Come si arriva a piedi da Aritzo?

Si sale da Aritzo a piedi verso quota 1.300. Il sentiero è di montagna e in parte non segnalato: meglio affrontarlo con carta e con tempi pieni, senza contare su indicazioni continue. Non è un percorso da improvvisare, ma nemmeno da temere se si cammina con attenzione e si parte presto. La montagna qui cambia carattere con le stagioni, e il percorso si può fare anche d'inverno, quando la neve rende il paesaggio più vicino a quello che i niargios conoscevano: i canaloni si riempiono, i ginepri si caricano, e i pozzi tornano a essere quello che erano, contenitori di neve in un ambiente che di neve vive. In primavera e in autunno il cammino è più asciutto, le felci cambiano colore, e le strutture si distinguono meglio tra la vegetazione.

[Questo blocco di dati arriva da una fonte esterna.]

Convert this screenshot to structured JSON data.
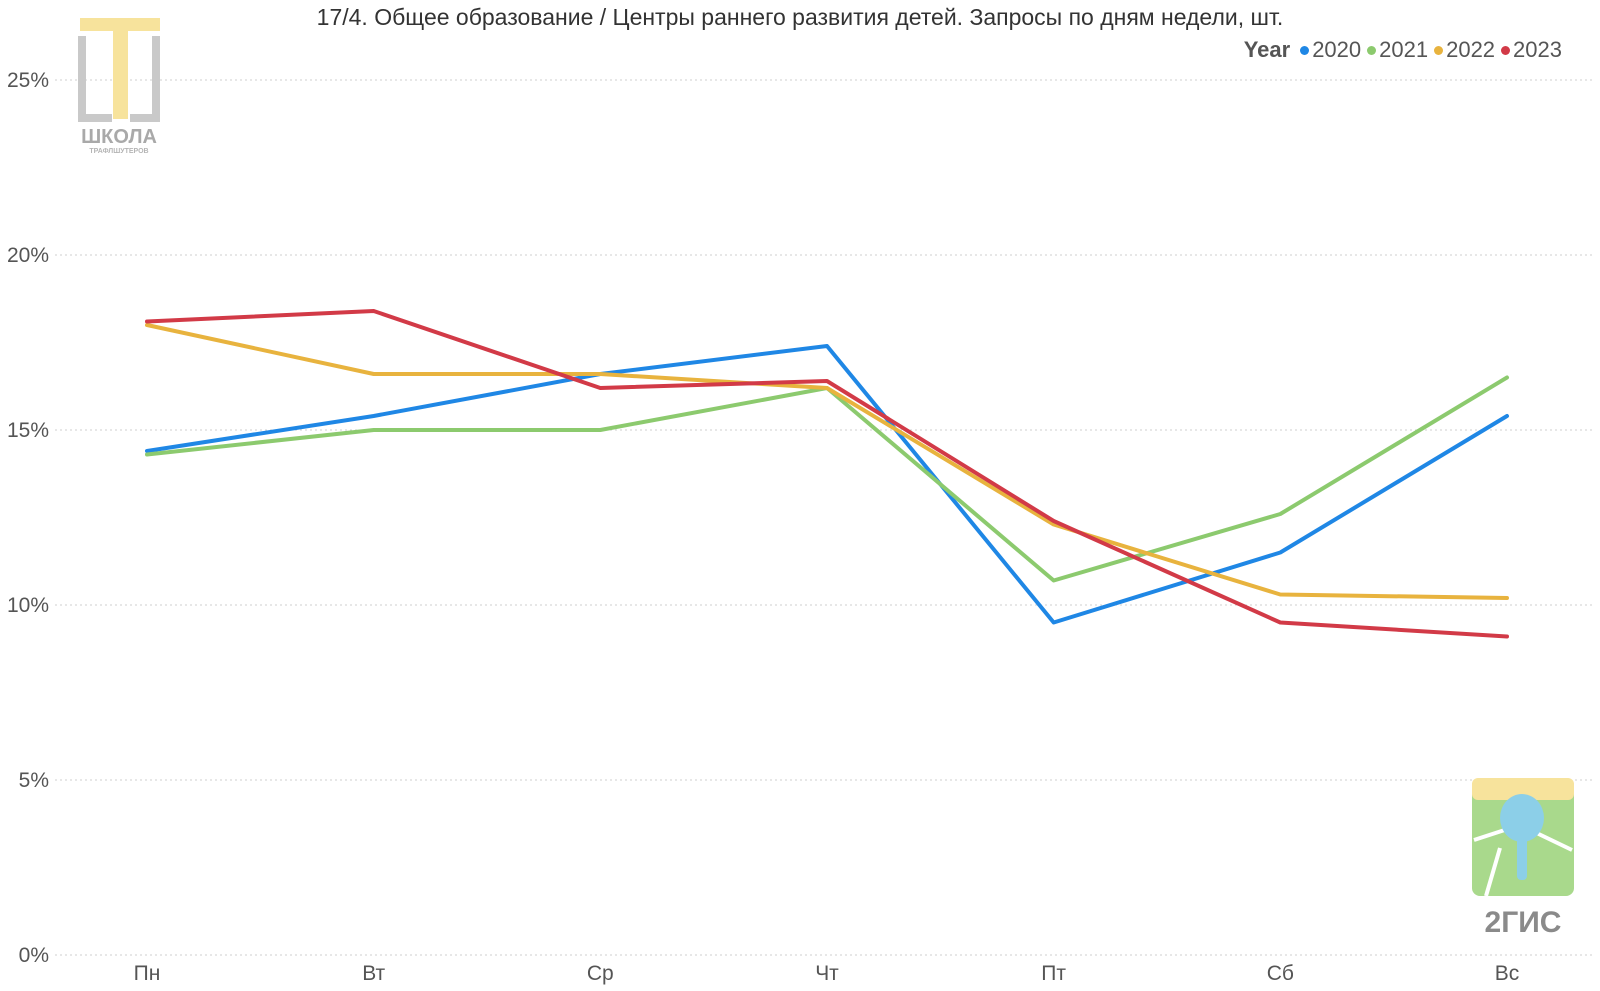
{
  "title": "17/4. Общее образование / Центры раннего развития детей. Запросы по дням недели, шт.",
  "legend": {
    "title": "Year",
    "items": [
      {
        "label": "2020",
        "color": "#1f87e5"
      },
      {
        "label": "2021",
        "color": "#8cca6e"
      },
      {
        "label": "2022",
        "color": "#e8b33e"
      },
      {
        "label": "2023",
        "color": "#d23a47"
      }
    ]
  },
  "logos": {
    "school_name": "ШКОЛА",
    "school_sub": "ТРАФЛШУТЕРОВ",
    "brand": "2ГИС"
  },
  "chart_data": {
    "type": "line",
    "categories": [
      "Пн",
      "Вт",
      "Ср",
      "Чт",
      "Пт",
      "Сб",
      "Вс"
    ],
    "y_ticks": [
      "0%",
      "5%",
      "10%",
      "15%",
      "20%",
      "25%"
    ],
    "ylim": [
      0,
      25
    ],
    "grid": true,
    "legend_position": "top-right",
    "series": [
      {
        "name": "2020",
        "color": "#1f87e5",
        "values": [
          14.4,
          15.4,
          16.6,
          17.4,
          9.5,
          11.5,
          15.4
        ]
      },
      {
        "name": "2021",
        "color": "#8cca6e",
        "values": [
          14.3,
          15.0,
          15.0,
          16.2,
          10.7,
          12.6,
          16.5
        ]
      },
      {
        "name": "2022",
        "color": "#e8b33e",
        "values": [
          18.0,
          16.6,
          16.6,
          16.2,
          12.3,
          10.3,
          10.2
        ]
      },
      {
        "name": "2023",
        "color": "#d23a47",
        "values": [
          18.1,
          18.4,
          16.2,
          16.4,
          12.4,
          9.5,
          9.1
        ]
      }
    ]
  }
}
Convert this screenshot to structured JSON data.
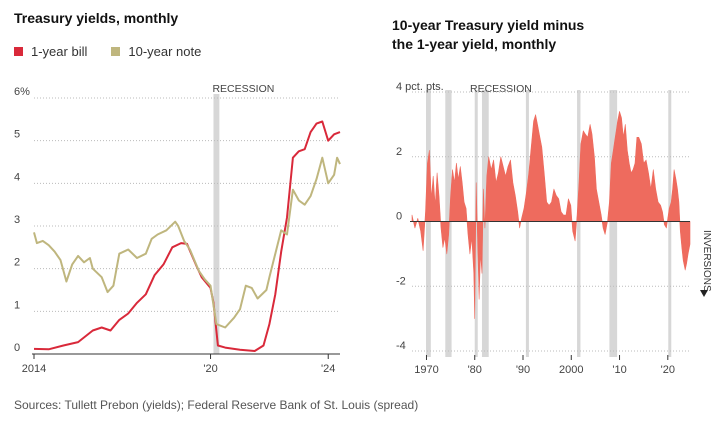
{
  "colors": {
    "bill": "#d9293a",
    "note": "#bfb67e",
    "spread": "#ee6b5e",
    "recession": "#d7d7d7",
    "grid": "#bbbbbb",
    "axis": "#333333"
  },
  "left_chart": {
    "title": "Treasury yields, monthly",
    "legend": [
      {
        "label": "1-year bill",
        "color": "#d9293a"
      },
      {
        "label": "10-year note",
        "color": "#bfb67e"
      }
    ],
    "recession_label": "RECESSION"
  },
  "right_chart": {
    "title_line1": "10-year Treasury yield minus",
    "title_line2": "the 1-year yield, monthly",
    "recession_label": "RECESSION",
    "inversions_label": "INVERSIONS"
  },
  "source": "Sources: Tullett Prebon (yields); Federal Reserve Bank of St. Louis (spread)",
  "chart_data": [
    {
      "type": "line",
      "title": "Treasury yields, monthly",
      "xlabel": "",
      "ylabel": "",
      "xlim": [
        2014.0,
        2024.4
      ],
      "ylim": [
        0,
        6
      ],
      "y_ticks": [
        {
          "value": 0,
          "label": "0"
        },
        {
          "value": 1,
          "label": "1"
        },
        {
          "value": 2,
          "label": "2"
        },
        {
          "value": 3,
          "label": "3"
        },
        {
          "value": 4,
          "label": "4"
        },
        {
          "value": 5,
          "label": "5"
        },
        {
          "value": 6,
          "label": "6%"
        }
      ],
      "x_ticks": [
        {
          "value": 2014.0,
          "label": "2014"
        },
        {
          "value": 2020.0,
          "label": "'20"
        },
        {
          "value": 2024.0,
          "label": "'24"
        }
      ],
      "recessions": [
        [
          2020.1,
          2020.3
        ]
      ],
      "series": [
        {
          "name": "1-year bill",
          "points": [
            [
              2014.0,
              0.12
            ],
            [
              2014.5,
              0.11
            ],
            [
              2015.0,
              0.2
            ],
            [
              2015.5,
              0.28
            ],
            [
              2016.0,
              0.55
            ],
            [
              2016.3,
              0.62
            ],
            [
              2016.6,
              0.55
            ],
            [
              2016.9,
              0.8
            ],
            [
              2017.2,
              0.95
            ],
            [
              2017.5,
              1.2
            ],
            [
              2017.8,
              1.4
            ],
            [
              2018.1,
              1.85
            ],
            [
              2018.4,
              2.1
            ],
            [
              2018.7,
              2.5
            ],
            [
              2019.0,
              2.6
            ],
            [
              2019.2,
              2.58
            ],
            [
              2019.5,
              2.1
            ],
            [
              2019.7,
              1.8
            ],
            [
              2020.0,
              1.55
            ],
            [
              2020.1,
              1.2
            ],
            [
              2020.25,
              0.2
            ],
            [
              2020.5,
              0.15
            ],
            [
              2021.0,
              0.1
            ],
            [
              2021.5,
              0.07
            ],
            [
              2021.8,
              0.2
            ],
            [
              2022.0,
              0.7
            ],
            [
              2022.2,
              1.4
            ],
            [
              2022.4,
              2.4
            ],
            [
              2022.6,
              3.2
            ],
            [
              2022.8,
              4.6
            ],
            [
              2023.0,
              4.75
            ],
            [
              2023.2,
              4.8
            ],
            [
              2023.4,
              5.2
            ],
            [
              2023.6,
              5.4
            ],
            [
              2023.8,
              5.45
            ],
            [
              2024.0,
              5.0
            ],
            [
              2024.2,
              5.15
            ],
            [
              2024.4,
              5.2
            ]
          ]
        },
        {
          "name": "10-year note",
          "points": [
            [
              2014.0,
              2.85
            ],
            [
              2014.1,
              2.6
            ],
            [
              2014.3,
              2.65
            ],
            [
              2014.5,
              2.55
            ],
            [
              2014.7,
              2.4
            ],
            [
              2014.9,
              2.2
            ],
            [
              2015.1,
              1.7
            ],
            [
              2015.3,
              2.1
            ],
            [
              2015.5,
              2.3
            ],
            [
              2015.7,
              2.15
            ],
            [
              2015.9,
              2.25
            ],
            [
              2016.0,
              2.0
            ],
            [
              2016.3,
              1.8
            ],
            [
              2016.5,
              1.45
            ],
            [
              2016.7,
              1.6
            ],
            [
              2016.9,
              2.35
            ],
            [
              2017.2,
              2.45
            ],
            [
              2017.5,
              2.25
            ],
            [
              2017.8,
              2.35
            ],
            [
              2018.0,
              2.7
            ],
            [
              2018.2,
              2.8
            ],
            [
              2018.5,
              2.9
            ],
            [
              2018.8,
              3.1
            ],
            [
              2018.9,
              3.0
            ],
            [
              2019.1,
              2.65
            ],
            [
              2019.3,
              2.45
            ],
            [
              2019.6,
              1.95
            ],
            [
              2019.8,
              1.75
            ],
            [
              2020.0,
              1.6
            ],
            [
              2020.2,
              0.7
            ],
            [
              2020.5,
              0.62
            ],
            [
              2020.8,
              0.85
            ],
            [
              2021.0,
              1.05
            ],
            [
              2021.2,
              1.6
            ],
            [
              2021.4,
              1.55
            ],
            [
              2021.6,
              1.3
            ],
            [
              2021.9,
              1.5
            ],
            [
              2022.0,
              1.8
            ],
            [
              2022.2,
              2.35
            ],
            [
              2022.4,
              2.9
            ],
            [
              2022.6,
              2.8
            ],
            [
              2022.8,
              3.85
            ],
            [
              2023.0,
              3.6
            ],
            [
              2023.2,
              3.5
            ],
            [
              2023.4,
              3.7
            ],
            [
              2023.6,
              4.1
            ],
            [
              2023.8,
              4.6
            ],
            [
              2024.0,
              4.0
            ],
            [
              2024.2,
              4.2
            ],
            [
              2024.3,
              4.6
            ],
            [
              2024.4,
              4.45
            ]
          ]
        }
      ]
    },
    {
      "type": "area",
      "title": "10-year Treasury yield minus the 1-year yield, monthly",
      "xlabel": "",
      "ylabel": "pct. pts.",
      "xlim": [
        1967,
        2024.6
      ],
      "ylim": [
        -4,
        4
      ],
      "y_ticks": [
        {
          "value": 4,
          "label": "4 pct. pts."
        },
        {
          "value": 2,
          "label": "2"
        },
        {
          "value": 0,
          "label": "0"
        },
        {
          "value": -2,
          "label": "-2"
        },
        {
          "value": -4,
          "label": "-4"
        }
      ],
      "x_ticks": [
        {
          "value": 1970,
          "label": "1970"
        },
        {
          "value": 1980,
          "label": "'80"
        },
        {
          "value": 1990,
          "label": "'90"
        },
        {
          "value": 2000,
          "label": "2000"
        },
        {
          "value": 2010,
          "label": "'10"
        },
        {
          "value": 2020,
          "label": "'20"
        }
      ],
      "recessions": [
        [
          1969.9,
          1970.9
        ],
        [
          1973.9,
          1975.2
        ],
        [
          1980.0,
          1980.5
        ],
        [
          1981.5,
          1982.9
        ],
        [
          1990.6,
          1991.2
        ],
        [
          2001.2,
          2001.9
        ],
        [
          2007.9,
          2009.5
        ],
        [
          2020.1,
          2020.3
        ]
      ],
      "annotations": [
        "RECESSION",
        "INVERSIONS"
      ],
      "series": [
        {
          "name": "10-year minus 1-year",
          "points": [
            [
              1967,
              0.2
            ],
            [
              1967.6,
              -0.2
            ],
            [
              1968.2,
              0.1
            ],
            [
              1968.8,
              -0.3
            ],
            [
              1969.3,
              -0.9
            ],
            [
              1969.8,
              0.3
            ],
            [
              1970.2,
              1.8
            ],
            [
              1970.6,
              2.2
            ],
            [
              1971.0,
              0.7
            ],
            [
              1971.4,
              1.4
            ],
            [
              1971.8,
              0.5
            ],
            [
              1972.2,
              1.5
            ],
            [
              1972.6,
              0.8
            ],
            [
              1973.0,
              -0.2
            ],
            [
              1973.4,
              -0.8
            ],
            [
              1973.8,
              -0.5
            ],
            [
              1974.2,
              -1.0
            ],
            [
              1974.6,
              -0.4
            ],
            [
              1975.0,
              0.8
            ],
            [
              1975.4,
              1.6
            ],
            [
              1975.8,
              1.2
            ],
            [
              1976.2,
              1.8
            ],
            [
              1976.6,
              1.3
            ],
            [
              1977.0,
              1.7
            ],
            [
              1977.4,
              1.2
            ],
            [
              1977.8,
              0.6
            ],
            [
              1978.2,
              0.4
            ],
            [
              1978.6,
              -0.4
            ],
            [
              1979.0,
              -1.0
            ],
            [
              1979.4,
              -0.5
            ],
            [
              1979.8,
              -1.6
            ],
            [
              1980.0,
              -3.0
            ],
            [
              1980.3,
              1.2
            ],
            [
              1980.6,
              -0.6
            ],
            [
              1980.9,
              -2.4
            ],
            [
              1981.2,
              -1.0
            ],
            [
              1981.5,
              -1.6
            ],
            [
              1981.8,
              1.0
            ],
            [
              1982.1,
              -0.2
            ],
            [
              1982.5,
              1.4
            ],
            [
              1982.9,
              2.0
            ],
            [
              1983.4,
              1.6
            ],
            [
              1983.9,
              1.9
            ],
            [
              1984.4,
              1.2
            ],
            [
              1984.9,
              1.5
            ],
            [
              1985.4,
              2.0
            ],
            [
              1985.9,
              1.7
            ],
            [
              1986.4,
              1.4
            ],
            [
              1986.9,
              1.7
            ],
            [
              1987.4,
              1.9
            ],
            [
              1987.9,
              1.2
            ],
            [
              1988.4,
              0.8
            ],
            [
              1988.9,
              0.3
            ],
            [
              1989.3,
              -0.2
            ],
            [
              1989.7,
              0.1
            ],
            [
              1990.2,
              0.4
            ],
            [
              1990.7,
              0.9
            ],
            [
              1991.2,
              1.5
            ],
            [
              1991.7,
              2.3
            ],
            [
              1992.2,
              3.1
            ],
            [
              1992.6,
              3.3
            ],
            [
              1993.0,
              3.0
            ],
            [
              1993.5,
              2.6
            ],
            [
              1993.9,
              2.3
            ],
            [
              1994.4,
              1.5
            ],
            [
              1994.9,
              0.6
            ],
            [
              1995.4,
              0.5
            ],
            [
              1995.9,
              0.6
            ],
            [
              1996.4,
              1.0
            ],
            [
              1996.9,
              0.8
            ],
            [
              1997.4,
              0.7
            ],
            [
              1997.9,
              0.3
            ],
            [
              1998.4,
              0.2
            ],
            [
              1998.9,
              0.2
            ],
            [
              1999.4,
              0.7
            ],
            [
              1999.9,
              0.5
            ],
            [
              2000.3,
              -0.3
            ],
            [
              2000.8,
              -0.6
            ],
            [
              2001.2,
              0.2
            ],
            [
              2001.6,
              1.2
            ],
            [
              2002.0,
              2.4
            ],
            [
              2002.5,
              2.8
            ],
            [
              2002.9,
              2.7
            ],
            [
              2003.4,
              2.6
            ],
            [
              2003.9,
              3.0
            ],
            [
              2004.3,
              2.7
            ],
            [
              2004.8,
              2.0
            ],
            [
              2005.2,
              1.0
            ],
            [
              2005.7,
              0.6
            ],
            [
              2006.2,
              0.2
            ],
            [
              2006.6,
              -0.2
            ],
            [
              2007.0,
              -0.4
            ],
            [
              2007.5,
              0.0
            ],
            [
              2007.9,
              0.6
            ],
            [
              2008.3,
              1.8
            ],
            [
              2008.7,
              2.2
            ],
            [
              2009.0,
              2.5
            ],
            [
              2009.3,
              2.8
            ],
            [
              2009.6,
              3.1
            ],
            [
              2010.0,
              3.4
            ],
            [
              2010.4,
              3.2
            ],
            [
              2010.8,
              2.6
            ],
            [
              2011.2,
              3.0
            ],
            [
              2011.6,
              2.2
            ],
            [
              2012.0,
              1.8
            ],
            [
              2012.4,
              1.5
            ],
            [
              2012.8,
              1.6
            ],
            [
              2013.2,
              1.8
            ],
            [
              2013.6,
              2.6
            ],
            [
              2014.0,
              2.6
            ],
            [
              2014.5,
              2.4
            ],
            [
              2015.0,
              1.8
            ],
            [
              2015.5,
              1.9
            ],
            [
              2016.0,
              1.5
            ],
            [
              2016.5,
              1.0
            ],
            [
              2017.0,
              1.6
            ],
            [
              2017.5,
              1.0
            ],
            [
              2018.0,
              0.6
            ],
            [
              2018.5,
              0.5
            ],
            [
              2018.9,
              0.3
            ],
            [
              2019.3,
              -0.1
            ],
            [
              2019.7,
              -0.2
            ],
            [
              2020.0,
              0.1
            ],
            [
              2020.3,
              0.4
            ],
            [
              2020.7,
              0.6
            ],
            [
              2021.0,
              1.0
            ],
            [
              2021.3,
              1.6
            ],
            [
              2021.7,
              1.3
            ],
            [
              2022.0,
              1.0
            ],
            [
              2022.3,
              0.6
            ],
            [
              2022.6,
              -0.3
            ],
            [
              2022.9,
              -0.8
            ],
            [
              2023.2,
              -1.2
            ],
            [
              2023.6,
              -1.5
            ],
            [
              2023.9,
              -1.3
            ],
            [
              2024.2,
              -1.0
            ],
            [
              2024.6,
              -0.7
            ]
          ]
        }
      ]
    }
  ]
}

Cosa chiedere e cosa portare

Prima di salire, vale la pena informarsi sulle condizioni del sentiero e sulle eventuali visite organizzate: il Comune di Aritzo pubblica le informazioni utili nella pagina dedicata alle neviere (https://comune.aritzo.nu.it/luoghi/neviere), e il portale turistico locale (https://turismoaritzo.it/) raccoglie indicazioni su percorsi e iniziative. Se si vuole dormire in zona e organizzare la salita con calma, conviene ragionare su dove dormire prima di fissare la partenza: la montagna richiede tempi distesi, non una corsa. Portare scarpe da trekking, acqua, una carta del percorso e una giacca: a 1.300 metri il tempo cambia in fretta. E quando si è lassù, davanti ai pozzi, fermarsi un momento in silenzio: quei cerchi di pietra non sono un monumento, sono un luogo di lavoro, e il modo migliore per visitarli è camminarci intorno piano, senza toccare i muretti a secco.